A varios meses de haber sido presentada oficialmente como la gran solución para modernizar el transporte público en el Área Metropolitana, la aplicación «Chaco Bus» continúa sin estar operativa para los usuarios. La herramienta digital, pensada para que los pasajeros puedan seguir en tiempo real la ubicación de las unidades y calcular las frecuencias de las distintas líneas, sigue siendo una promesa incumplida que afecta la rutina diaria de miles de vecinos que dependen de los colectivos para movilizarse.

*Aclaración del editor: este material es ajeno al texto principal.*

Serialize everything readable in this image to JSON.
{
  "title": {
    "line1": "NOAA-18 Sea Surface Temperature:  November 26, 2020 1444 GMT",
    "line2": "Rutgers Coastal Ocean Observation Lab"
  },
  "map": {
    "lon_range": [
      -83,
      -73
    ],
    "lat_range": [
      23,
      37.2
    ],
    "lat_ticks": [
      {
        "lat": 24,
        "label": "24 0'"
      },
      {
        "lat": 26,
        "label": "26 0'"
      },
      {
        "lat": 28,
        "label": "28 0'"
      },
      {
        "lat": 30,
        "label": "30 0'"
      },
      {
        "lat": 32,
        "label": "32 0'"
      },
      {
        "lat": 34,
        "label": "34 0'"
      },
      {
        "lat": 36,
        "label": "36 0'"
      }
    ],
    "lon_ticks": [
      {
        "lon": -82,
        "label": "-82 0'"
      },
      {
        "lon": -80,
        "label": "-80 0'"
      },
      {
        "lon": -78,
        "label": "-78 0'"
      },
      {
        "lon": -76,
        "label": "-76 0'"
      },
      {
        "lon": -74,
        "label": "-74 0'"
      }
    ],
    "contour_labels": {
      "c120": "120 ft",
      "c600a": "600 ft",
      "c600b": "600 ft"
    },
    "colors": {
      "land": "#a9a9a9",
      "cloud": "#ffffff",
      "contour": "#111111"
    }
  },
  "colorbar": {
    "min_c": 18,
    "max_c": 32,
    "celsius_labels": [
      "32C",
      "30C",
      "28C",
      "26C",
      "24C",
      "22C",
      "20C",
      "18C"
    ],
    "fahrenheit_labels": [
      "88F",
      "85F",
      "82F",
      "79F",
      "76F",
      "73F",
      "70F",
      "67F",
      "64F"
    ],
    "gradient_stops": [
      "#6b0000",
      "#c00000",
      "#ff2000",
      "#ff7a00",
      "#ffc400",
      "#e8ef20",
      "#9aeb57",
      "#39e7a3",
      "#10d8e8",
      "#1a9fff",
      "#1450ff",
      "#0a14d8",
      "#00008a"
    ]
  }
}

El malestar generalizado se profundiza ante la falta de certezas institucionales y la ausencia de un canal oficial alternativo que reemplace de manera eficiente la información sobre recorridos. Aunque desde la Subsecretaría de Transporte se había deslizado la intención de poner a punto los mecanismos técnicos y avanzar con pruebas piloto, las semanas transcurren sin novedades concretas sobre el lanzamiento definitivo de la plataforma en el corto plazo.
Esta situación deja a los usuarios en un escenario de total vulnerabilidad a la hora de planificar sus viajes, expuestos a largas esperas en las paradas bajo distintas condiciones climáticas debido al desconocimiento de los horarios reales de los servicios. Ante la caída previa de herramientas como SITAM y la demora en la implementación tecnológica prometida, la incertidumbre se consolida como la única constante para quienes utilizan cotidianamente el sistema de colectivos en el Gran Resistencia.